The Kenyan government has issued a directive to 247 savings and credit cooperative societies (Saccos) to reduce dividend payouts and redirect funds to offset massive losses stemming from a fraud scandal at the Kenya Union of Savings and Credit Cooperatives (Kuscco).
The move follows revelations that the fraudulent activities have resulted in a staggering Sh13.3 billion deficit, impacting the financial stability of affiliated Saccos.
In a statement released today, authorities instructed the affected cooperatives to prioritize reserve funds to cover the shortfall, a decision that is likely to spark discontent among members expecting annual dividends.
The directive aims to safeguard the long-term viability of the Saccos, many of which serve as critical financial lifelines for Kenya’s middle and working classes.
The Kuscco fraud, which has been under scrutiny for months, involved mismanagement and alleged embezzlement of funds entrusted to the union by its member Saccos.
Investigations have pointed to systemic weaknesses in oversight and accountability, allowing the losses to balloon to unprecedented levels.
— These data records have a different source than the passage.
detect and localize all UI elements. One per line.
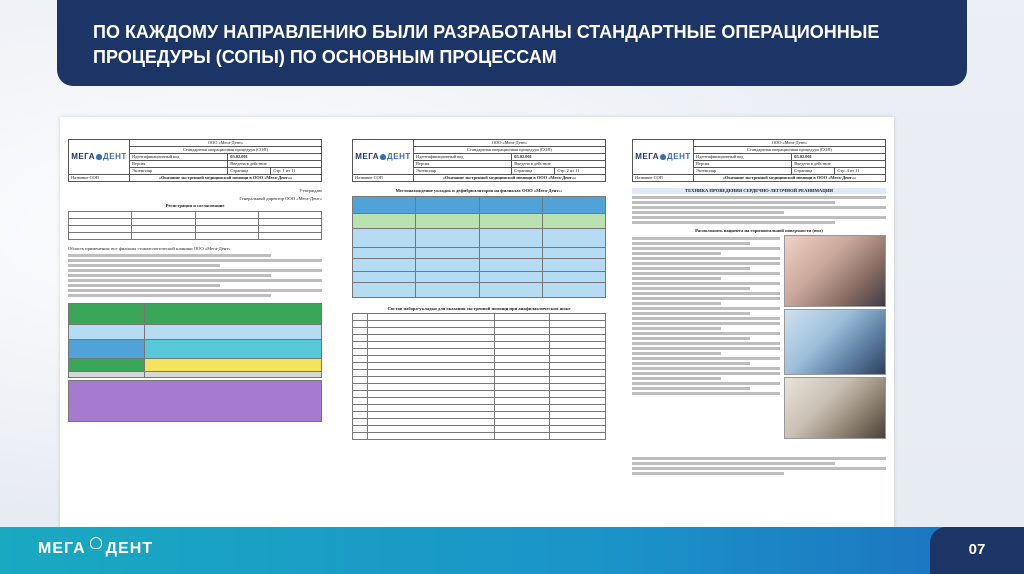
kit-composition-table (352, 313, 606, 440)
sop-page-2: МЕГА ДЕНТ ООО «Мега-Дент» Стандартная операционная процедура (СОП) Идентификационный код 05.02.001 Версия Введена в действие Экземпляр Страница Стр. 2 из 11 Название СОП «Оказание экстренной медицинской помощи в ООО «Мега-Дент»» Местонахождение укладок и дефибрилляторов на филиалах ООО «Мега-Дент»: Состав набора-укладки для оказания экстренной помощи при анафилактическом шоке (352, 139, 606, 519)
sop-page-3: МЕГА ДЕНТ ООО «Мега-Дент» Стандартная операционная процедура (СОП) Идентификационный код 05.02.001 Версия Введена в действие Экземпляр Страница Стр. 4 из 11 Название СОП «Оказание экстренной медицинской помощи в ООО «Мега-Дент»» ТЕХНИКА ПРОВЕДЕНИЯ СЕРДЕЧНО-ЛЕГОЧНОЙ РЕАНИМАЦИИ Расположить пациента на горизонтальной поверхности (пол) (632, 139, 886, 519)
tooth-icon (660, 154, 666, 160)
approval-table (68, 211, 322, 240)
slide-header (57, 0, 967, 86)
sop-logo: МЕГА ДЕНТ (69, 140, 130, 175)
sop-header-table-3: МЕГА ДЕНТ ООО «Мега-Дент» Стандартная операционная процедура (СОП) Идентификационный код 05.02.001 Версия Введена в действие Экземпляр Страница Стр. 4 из 11 Название СОП «Оказание экстренной медицинской помощи в ООО «Мега-Дент»» (632, 139, 886, 182)
page-number: 07 (968, 541, 986, 558)
slide-title: ПО КАЖДОМУ НАПРАВЛЕНИЮ БЫЛИ РАЗРАБОТАНЫ СТАНДАРТНЫЕ ОПЕРАЦИОННЫЕ ПРОЦЕДУРЫ (СОПЫ) ПО ОСНОВНЫМ ПРОЦЕССАМ (93, 22, 880, 67)
footer-logo: МЕГА ДЕНТ (38, 540, 153, 558)
slide-footer (0, 527, 1024, 574)
page-number-box (930, 527, 1024, 574)
tooth-icon (90, 537, 102, 549)
cpr-photo-2 (784, 309, 886, 375)
document-sheet (60, 117, 894, 527)
cpr-photo-3 (784, 377, 886, 439)
sop-header-table-2: МЕГА ДЕНТ ООО «Мега-Дент» Стандартная операционная процедура (СОП) Идентификационный код 05.02.001 Версия Введена в действие Экземпляр Страница Стр. 2 из 11 Название СОП «Оказание экстренной медицинской помощи в ООО «Мега-Дент»» (352, 139, 606, 182)
tooth-icon (380, 154, 386, 160)
sop-header-table: МЕГА ДЕНТ ООО «Мега-Дент» Стандартная операционная процедура (СОП) Идентификационный код 05.02.001 Версия Введена в действие Экземпляр Страница Стр. 1 из 11 Название СОП «Оказание экстренной медицинской помощи в ООО «Мега-Дент»» (68, 139, 322, 182)
anaphylaxis-color-table (68, 303, 322, 378)
sop-page-1: МЕГА ДЕНТ ООО «Мега-Дент» Стандартная операционная процедура (СОП) Идентификационный код 05.02.001 Версия Введена в действие Экземпляр Страница Стр. 1 из 11 Название СОП «Оказание экстренной медицинской помощи в ООО «Мега-Дент»» Утверждаю Генеральный директор ООО «Мега-Дент» Регистрация и согласование Область применения: все филиалы стоматологической клиники ООО «Мега-Дент» (68, 139, 322, 519)
tooth-icon (96, 154, 102, 160)
cpr-photo-1 (784, 235, 886, 307)
background-watermark-right (880, 140, 1000, 210)
measures-table (68, 380, 322, 422)
kit-location-table (352, 196, 606, 298)
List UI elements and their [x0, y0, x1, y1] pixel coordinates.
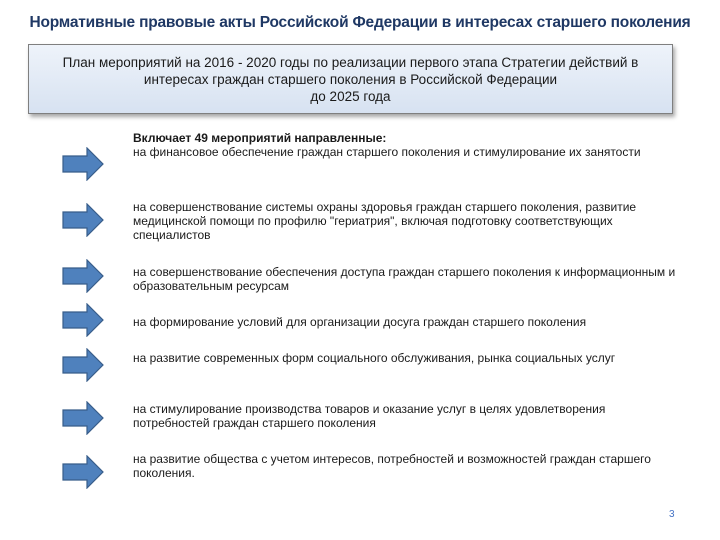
arrow-right-icon: [62, 303, 104, 337]
list-item-health: на совершенствование системы охраны здоровья граждан старшего поколения, развитие медицинской помощи по профилю "гериатрия", включая подготовку соответствующих специалистов: [133, 200, 637, 242]
list-item-information: на совершенствование обеспечения доступа граждан старшего поколения к информационным и образовательным ресурсам: [133, 265, 676, 293]
intro-block: [133, 131, 678, 159]
list-item-social-services: на развитие современных форм социального обслуживания, рынка социальных услуг: [133, 351, 616, 365]
list-item-society: на развитие общества с учетом интересов, потребностей и возможностей граждан старшего поколения.: [133, 452, 651, 480]
page-number: 3: [669, 509, 675, 520]
arrow-right-icon: [62, 147, 104, 181]
arrow-right-icon: [62, 259, 104, 293]
plan-title-line-1: План мероприятий на 2016 - 2020 годы по реализации первого этапа Стратегии действий в: [62, 55, 639, 70]
arrow-right-icon: [62, 203, 104, 237]
arrow-right-icon: [62, 455, 104, 489]
plan-title-line-2: интересах граждан старшего поколения в Российской Федерации: [143, 72, 558, 87]
list-item-goods-services: на стимулирование производства товаров и оказание услуг в целях удовлетворения потребностей граждан старшего поколения: [133, 402, 606, 430]
list-item-leisure: на формирование условий для организации досуга граждан старшего поколения: [133, 315, 587, 329]
list-item-financial: на финансовое обеспечение граждан старшего поколения и стимулирование их занятости: [133, 145, 641, 159]
arrow-right-icon: [62, 401, 104, 435]
plan-title-line-3: до 2025 года: [310, 89, 391, 104]
plan-box: [28, 44, 673, 114]
intro-heading: Включает 49 мероприятий направленные:: [133, 131, 387, 145]
page-title: Нормативные правовые акты Российской Федерации в интересах старшего поколения: [29, 14, 691, 31]
arrow-right-icon: [62, 348, 104, 382]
Government officials have defended the measure as a necessary step to stabilize the sector, though no timeline has been provided for when dividend payments might resume at normal rates.
Kuscco leadership has yet to comment publicly on the latest development, and it remains unclear whether criminal charges will be pursued against those responsible for the fraud.
The directive has sent ripples through the cooperative movement, with members and industry experts calling for stronger reforms to prevent future financial scandals.